Jamie Lokier (lkd@tantalophile.demon.co.uk)
Thu, 21 Jan 1999 13:14:41 +0000


> The use of constructs such as goto are outdated crutches used by
> people too lazy to write a more structured solution.

1. Structured solutions tend to nest more deeply (which Linus doesn't
like) or have lots of function calls (which he does like, if they're
sensible).

2. To reduce nesting, there is a tendancy to put the special cases in
the form `if (unlikely_condition) { special_case_code; }', which is
the opposite of optimal from a speed perspective; see #3. There was
a brief initiative to teach GCC when it should rearrange the code to
the faster form, by using special assertions.

2. It can be argued that for handling error conditions, the `goto out',
`goto out_and_free' etc. is cleaner, clearer and more structured. It
certainly leads to smaller source code (no duplication of the
recovery path).

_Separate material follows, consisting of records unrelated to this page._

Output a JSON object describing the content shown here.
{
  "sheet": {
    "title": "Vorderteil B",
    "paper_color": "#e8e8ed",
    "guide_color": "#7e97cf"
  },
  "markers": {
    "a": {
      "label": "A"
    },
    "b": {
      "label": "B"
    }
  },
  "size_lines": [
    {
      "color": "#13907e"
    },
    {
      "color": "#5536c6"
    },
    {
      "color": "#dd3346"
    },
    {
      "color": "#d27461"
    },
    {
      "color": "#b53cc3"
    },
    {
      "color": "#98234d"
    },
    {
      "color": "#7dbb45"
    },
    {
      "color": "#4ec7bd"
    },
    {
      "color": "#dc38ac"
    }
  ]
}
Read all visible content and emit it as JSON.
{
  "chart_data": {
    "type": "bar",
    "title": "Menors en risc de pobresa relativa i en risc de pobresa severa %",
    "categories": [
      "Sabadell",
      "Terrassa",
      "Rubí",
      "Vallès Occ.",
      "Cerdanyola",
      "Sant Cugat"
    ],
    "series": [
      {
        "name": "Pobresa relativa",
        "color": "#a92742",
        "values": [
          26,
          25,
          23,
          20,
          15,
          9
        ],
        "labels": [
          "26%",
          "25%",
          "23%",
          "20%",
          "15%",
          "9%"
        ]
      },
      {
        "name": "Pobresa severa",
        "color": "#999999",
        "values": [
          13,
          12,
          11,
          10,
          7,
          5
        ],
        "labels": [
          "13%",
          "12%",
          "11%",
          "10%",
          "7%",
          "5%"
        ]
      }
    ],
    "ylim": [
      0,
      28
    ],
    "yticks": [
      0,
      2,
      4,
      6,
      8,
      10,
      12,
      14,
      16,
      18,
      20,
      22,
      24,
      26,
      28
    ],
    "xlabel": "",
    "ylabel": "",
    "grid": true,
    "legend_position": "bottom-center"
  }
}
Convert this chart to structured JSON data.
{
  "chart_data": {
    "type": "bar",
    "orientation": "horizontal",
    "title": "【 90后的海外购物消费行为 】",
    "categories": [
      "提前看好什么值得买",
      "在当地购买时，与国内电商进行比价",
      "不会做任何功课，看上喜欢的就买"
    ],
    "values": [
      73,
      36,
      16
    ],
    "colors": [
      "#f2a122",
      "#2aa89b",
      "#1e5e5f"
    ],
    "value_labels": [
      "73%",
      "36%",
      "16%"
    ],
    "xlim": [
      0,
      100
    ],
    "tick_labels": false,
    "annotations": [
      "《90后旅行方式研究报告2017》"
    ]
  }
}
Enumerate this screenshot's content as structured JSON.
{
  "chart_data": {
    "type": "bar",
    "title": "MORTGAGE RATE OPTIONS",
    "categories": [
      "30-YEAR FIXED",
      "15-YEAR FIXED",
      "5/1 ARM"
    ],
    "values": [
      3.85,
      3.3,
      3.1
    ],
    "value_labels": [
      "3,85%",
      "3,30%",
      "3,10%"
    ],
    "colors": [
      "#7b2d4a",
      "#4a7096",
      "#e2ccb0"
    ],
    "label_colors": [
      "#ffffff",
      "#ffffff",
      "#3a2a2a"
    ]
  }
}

And it means the essential work of the function
doesn't have to be nested to some silly depth. (`if (ok1) {
...; if (ok_2) { ...; if (ok_3) { ...; if (ok_4) { ...; } } } }').

And some silly speed arguments:

3. Many of the more "hard core" functions use gotos because that orders the
code to put the likely cases earlier, which runs faster on modern
processors as well as old ones.

4. Modern branch prediction statically predicts unconditional jumps
correctly all the time. (i.e. `goto' _not_ preceded by `if').

In short, the "gotos are evil" arguments are not universally convincing.

There is a paper somewhere analysing code with and without gotos,
showing that the code _without_ the gotos is sometimes much more
complicated, to handle all the exceptional cases. Sorry I don't have
the URL.

However, where you have changed code so that is clearer (= smaller,
usually), and it's not time critical code (or your changes improve the
timing), I'm sure it will be of interest.